Father Richard Moore (Tom Wilkinson) is arrested and accused of causing the death through neglect of a young woman named Emily Rose (Jennifer Carpenter), who died from malnutrition and self inflicted wounds after she entrusted Moore with her care and stopped taking medication. Moore refuses a plea bargain and insists the case go to court. His archdiocese retain Erin Bruner (Laura Linney) as his defence lawyer. Ethan Thomas (Campbell Scott) is the hard nosed prosecutor, with Judge Brewster (Mary Beth Hurt) presiding.
Through witness testimony Emily's story is revealed in flashback. Originally from a devout rural family, she was in her college dorm when she felt attacked and invaded by a malevolent spirit. Diagnosed with epilepsy, episodes of severe body contortions and hallucinations persisted despite medical intervention. In desperation her family turned to Moore, who believed Emily was possessed. As the trial proceeds, Erin starts to experience disturbing late night incidents.
Based on the true story of German woman Anneliese Michel, The Exorcism Of Emily Rose is a reasonably effective exploration of a collision between science and religion, with generous doses of outright horror. Director and co-writer Scott Derrickson efficiently merges two familiar genres that rarely share the same space.
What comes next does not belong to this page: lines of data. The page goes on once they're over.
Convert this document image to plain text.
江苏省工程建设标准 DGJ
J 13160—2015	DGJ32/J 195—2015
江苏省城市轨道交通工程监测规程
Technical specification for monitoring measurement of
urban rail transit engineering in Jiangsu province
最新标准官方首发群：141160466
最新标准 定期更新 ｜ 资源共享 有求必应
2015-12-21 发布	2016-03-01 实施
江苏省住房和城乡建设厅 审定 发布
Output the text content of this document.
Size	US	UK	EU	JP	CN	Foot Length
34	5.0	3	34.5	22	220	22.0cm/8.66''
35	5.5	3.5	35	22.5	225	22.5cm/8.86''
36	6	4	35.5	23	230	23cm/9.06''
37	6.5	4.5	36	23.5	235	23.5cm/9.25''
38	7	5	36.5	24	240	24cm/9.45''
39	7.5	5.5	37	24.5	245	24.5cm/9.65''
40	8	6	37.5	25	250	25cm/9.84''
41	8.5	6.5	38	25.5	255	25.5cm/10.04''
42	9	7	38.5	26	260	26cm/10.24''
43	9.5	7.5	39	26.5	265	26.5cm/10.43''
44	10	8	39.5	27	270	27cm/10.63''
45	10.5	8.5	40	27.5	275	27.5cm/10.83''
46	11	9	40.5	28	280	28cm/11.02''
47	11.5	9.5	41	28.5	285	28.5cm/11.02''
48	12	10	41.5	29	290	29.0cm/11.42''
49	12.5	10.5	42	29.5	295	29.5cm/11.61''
Half the film is a fairly robust courtroom debate, with the expected cut and thrust between prosecution and defence under the watchful gaze of a patient judge. The other half features plenty of straightforward horror, Emily's descent into a hell of either possession or disease played for maximum shock, plus the bonus of Erin confronting spooky after-midnight scares of her own once she takes the case.
Because the movie opens with Emily already dead and Moore on trial for neglect, the scenes documenting her trauma carry a relatively contained threat level. Derrickson therefore uses extreme physical angularity to amplify shock value, with actress Jennifer Carpenter pulling off some creative contortionist moves. The tension is marginally elevated when Erin and Moore start to experience things going bump in the night in her apartment and his prison cell respectively, the present-day scares occurring concurrently with the trial and carrying the menace of an undefined outcome.
Back in the courtroom, the mechanics of the trial are often suspect with plenty of hurried evidence and new witnesses introduced haphazardly. But Derrickson manages to provide a balanced view of the charges. Prosecutor Thomas presents a forthright case of a desperately sick girl taken off her medication and allowed to suffer due to ill-informed and unscientific religious intervention. Erin counters by introducing doubt as to whether the diagnosis of epilepsy was ever accurate to begin with, and brings in an expert on global incidents of possession to back-up Moore's beliefs.
Emily's exorcism is notionally both the beginning and the end of the film, a harrowing fight between good and evil erupting over an innocent young woman's body. She was either saved or destroyed by religion, the definitive conclusion a matter of imperfect evidence and degrees of belief.